Het is met bijzondere vreugde en bijzondere schroom, als ik vanavond iets mag trachten te zeggen over de poëzie van Gerrit Achterberg. 

Een enkel woord moge voorafgaan ter verklaring van en verontschuldiging over het waagstuk mij te begeven op een terrein waar ik niet bevoegd ben, omdat de schone letteren mijn vak niet zijn en zelfs geen voorwerp van bepaalde studie. 

Wel hadden ze in mijn jonge jaren mijn grote liefde.
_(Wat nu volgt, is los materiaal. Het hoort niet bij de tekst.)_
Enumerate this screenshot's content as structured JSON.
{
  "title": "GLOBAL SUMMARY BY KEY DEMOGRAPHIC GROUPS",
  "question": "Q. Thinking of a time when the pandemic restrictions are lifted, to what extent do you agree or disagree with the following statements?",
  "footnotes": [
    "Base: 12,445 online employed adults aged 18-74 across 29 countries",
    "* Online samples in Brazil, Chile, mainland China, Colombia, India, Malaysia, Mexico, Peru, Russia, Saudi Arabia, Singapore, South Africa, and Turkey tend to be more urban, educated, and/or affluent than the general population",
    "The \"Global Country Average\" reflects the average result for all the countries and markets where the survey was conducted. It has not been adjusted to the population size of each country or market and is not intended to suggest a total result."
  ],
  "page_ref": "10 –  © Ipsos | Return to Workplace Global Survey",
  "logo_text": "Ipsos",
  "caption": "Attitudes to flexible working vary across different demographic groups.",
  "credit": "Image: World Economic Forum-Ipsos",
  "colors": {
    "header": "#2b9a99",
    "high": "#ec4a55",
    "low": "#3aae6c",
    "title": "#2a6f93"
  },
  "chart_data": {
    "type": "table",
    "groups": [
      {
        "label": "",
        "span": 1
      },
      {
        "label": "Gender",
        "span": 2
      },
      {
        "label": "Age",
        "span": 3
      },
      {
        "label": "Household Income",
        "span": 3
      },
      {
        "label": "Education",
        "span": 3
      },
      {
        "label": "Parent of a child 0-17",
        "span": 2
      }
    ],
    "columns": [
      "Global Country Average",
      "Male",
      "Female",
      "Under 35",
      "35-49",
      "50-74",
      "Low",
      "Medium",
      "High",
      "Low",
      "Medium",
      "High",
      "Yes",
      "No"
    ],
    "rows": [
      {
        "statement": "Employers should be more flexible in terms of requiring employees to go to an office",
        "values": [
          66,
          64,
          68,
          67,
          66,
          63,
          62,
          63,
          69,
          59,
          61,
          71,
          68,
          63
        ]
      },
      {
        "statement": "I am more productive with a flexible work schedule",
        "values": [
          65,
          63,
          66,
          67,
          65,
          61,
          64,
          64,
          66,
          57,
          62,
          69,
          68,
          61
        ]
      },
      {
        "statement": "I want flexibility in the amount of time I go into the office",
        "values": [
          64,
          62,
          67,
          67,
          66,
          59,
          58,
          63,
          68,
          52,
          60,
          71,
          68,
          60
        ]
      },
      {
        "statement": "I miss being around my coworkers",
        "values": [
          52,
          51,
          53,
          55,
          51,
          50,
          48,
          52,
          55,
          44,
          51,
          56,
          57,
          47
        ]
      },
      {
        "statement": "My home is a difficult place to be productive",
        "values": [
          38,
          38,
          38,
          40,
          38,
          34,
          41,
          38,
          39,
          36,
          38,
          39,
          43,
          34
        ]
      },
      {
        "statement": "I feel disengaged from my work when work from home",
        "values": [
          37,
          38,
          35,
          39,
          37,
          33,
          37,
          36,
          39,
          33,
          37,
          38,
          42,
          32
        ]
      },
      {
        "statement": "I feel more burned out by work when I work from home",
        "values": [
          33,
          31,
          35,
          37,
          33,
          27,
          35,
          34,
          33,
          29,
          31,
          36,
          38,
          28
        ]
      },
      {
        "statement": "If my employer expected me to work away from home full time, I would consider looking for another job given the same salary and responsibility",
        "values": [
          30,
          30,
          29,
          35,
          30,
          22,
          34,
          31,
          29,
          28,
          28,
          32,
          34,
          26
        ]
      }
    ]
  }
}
De Tachtigers in mijn vroege jeugd, met hun heerlijke levensblijdschap en romantiek, Gorter, Perk, Kloos, Van Eeden. En in later jaren de na-Tachtigers, Boutens en bovenal A. Roland Holst, met zijn Elysisch verlangen naar het eiland achter wind en golven, en enkele moderneren: Marsman en Nijhoff. Daarnaast ook de grote Duitse dichters: Goethe, Trakl, Rilke en veel Engelse en Franse. 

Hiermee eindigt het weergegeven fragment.